El núcleo de la controversia se originó en un proceso de fiscalización donde el fisco desconoció las deducciones efectuadas por una empresa debido a pérdidas derivadas de la fluctuación cambiaria. La administración argumentaba que dichas pérdidas, al estar vinculadas a pagos a cuenta del Impuesto a la Renta y crédito fiscal del Impuesto General a las Ventas (IGV), no formaban parte de los supuestos previstos en el marco legal vigente. No obstante, el tribunal supremo ha clarificado que la diferencia de cambio es, en esencia, un ajuste contable necesario que corrige las distorsiones generadas por la volatilidad monetaria, asegurando que el gravamen se aplique sobre una manifestación de riqueza auténtica y no sobre una base ficticia.

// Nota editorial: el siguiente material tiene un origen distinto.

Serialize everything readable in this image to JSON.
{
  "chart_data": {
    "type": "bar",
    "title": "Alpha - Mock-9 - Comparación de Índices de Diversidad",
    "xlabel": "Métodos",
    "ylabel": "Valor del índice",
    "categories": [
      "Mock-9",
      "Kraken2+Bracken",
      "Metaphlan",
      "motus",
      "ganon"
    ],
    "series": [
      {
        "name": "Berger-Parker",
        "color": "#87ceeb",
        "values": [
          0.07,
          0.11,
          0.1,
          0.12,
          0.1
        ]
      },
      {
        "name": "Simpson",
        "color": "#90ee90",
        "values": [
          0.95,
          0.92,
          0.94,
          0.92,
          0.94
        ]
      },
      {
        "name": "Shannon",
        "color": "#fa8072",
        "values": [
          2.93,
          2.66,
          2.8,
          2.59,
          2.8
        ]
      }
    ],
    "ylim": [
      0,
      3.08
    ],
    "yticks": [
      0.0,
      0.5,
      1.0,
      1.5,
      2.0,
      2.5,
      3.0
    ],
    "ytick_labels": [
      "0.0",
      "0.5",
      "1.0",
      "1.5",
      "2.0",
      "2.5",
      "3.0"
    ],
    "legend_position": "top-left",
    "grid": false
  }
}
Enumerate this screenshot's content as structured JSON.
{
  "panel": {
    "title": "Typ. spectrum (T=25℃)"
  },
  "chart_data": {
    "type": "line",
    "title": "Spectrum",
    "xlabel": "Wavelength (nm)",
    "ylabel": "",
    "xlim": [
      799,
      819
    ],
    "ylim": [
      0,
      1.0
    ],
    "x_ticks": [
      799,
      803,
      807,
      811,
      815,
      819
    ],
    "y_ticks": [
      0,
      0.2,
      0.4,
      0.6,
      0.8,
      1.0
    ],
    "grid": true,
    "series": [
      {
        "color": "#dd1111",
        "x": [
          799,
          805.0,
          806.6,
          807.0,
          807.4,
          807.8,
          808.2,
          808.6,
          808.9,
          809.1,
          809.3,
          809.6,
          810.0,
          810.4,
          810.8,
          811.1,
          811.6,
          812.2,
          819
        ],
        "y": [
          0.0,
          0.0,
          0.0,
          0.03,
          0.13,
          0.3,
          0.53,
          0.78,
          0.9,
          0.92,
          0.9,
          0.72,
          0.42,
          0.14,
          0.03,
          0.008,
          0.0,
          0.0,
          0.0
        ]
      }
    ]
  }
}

Para fundamentar su decisión, la Sala Suprema realizó una interpretación sistemática del ordenamiento, destacando principalmente el artículo 61 del Texto Único Ordenado de la Ley del Impuesto a la Renta. Este precepto establece la regla general de computabilidad para las diferencias de cambio provenientes de operaciones vinculadas con la actividad gravada o el mantenimiento de la fuente productora de ingresos. Asimismo, se analizó la aplicación del artículo 6 del Decreto Supremo N.º 151-2002-EF, cuyo literal d) dispone la inclusión de las diferencias resultantes de expresar en moneda extranjera los saldos de activos y pasivos en moneda nacional dentro de la materia imponible del periodo fiscal correspondiente, permitiendo así una integración normativa coherente.
El fallo enfatiza la relevancia de la Norma VIII del Título Preliminar del Código Tributario como un límite interpretativo fundamental. Según el tribunal, no se trata de una extensión analógica de la norma a supuestos no previstos, sino de una aplicación de su texto y finalidad destinada a reflejar los efectos reales de la moneda en el patrimonio. Bajo esta premisa, se colige que los pagos a cuenta y los saldos a favor de tributos son elementos intrínsecos al giro empresarial, y cualquier inobservancia de los mismos comprometería la viabilidad de la fuente generadora de ingresos. Por ende, la reexpresión de estos saldos tributarios cumple con los requisitos legales para ser considerada en el cálculo del impuesto.
Finalmente, la jurisprudencia destaca que rechazar la deducibilidad de estas pérdidas implicaría una vulneración al principio de capacidad contributiva, pues se estaría obligando al administrado a tributar sobre una base irreal. Al considerar que el cumplimiento de las obligaciones fiscales es una operación habitual y necesaria para el mantenimiento de la fuente de tercera categoría, la Corte Suprema garantiza que la liquidación del tributo sea acorde a la visión constitucional de la materia. Esta resolución no solo brinda seguridad jurídica a los contribuyentes, sino que además reafirma el deber de la administración de reconocer los efectos financieros reales de la economía en el ámbito del derecho tributario.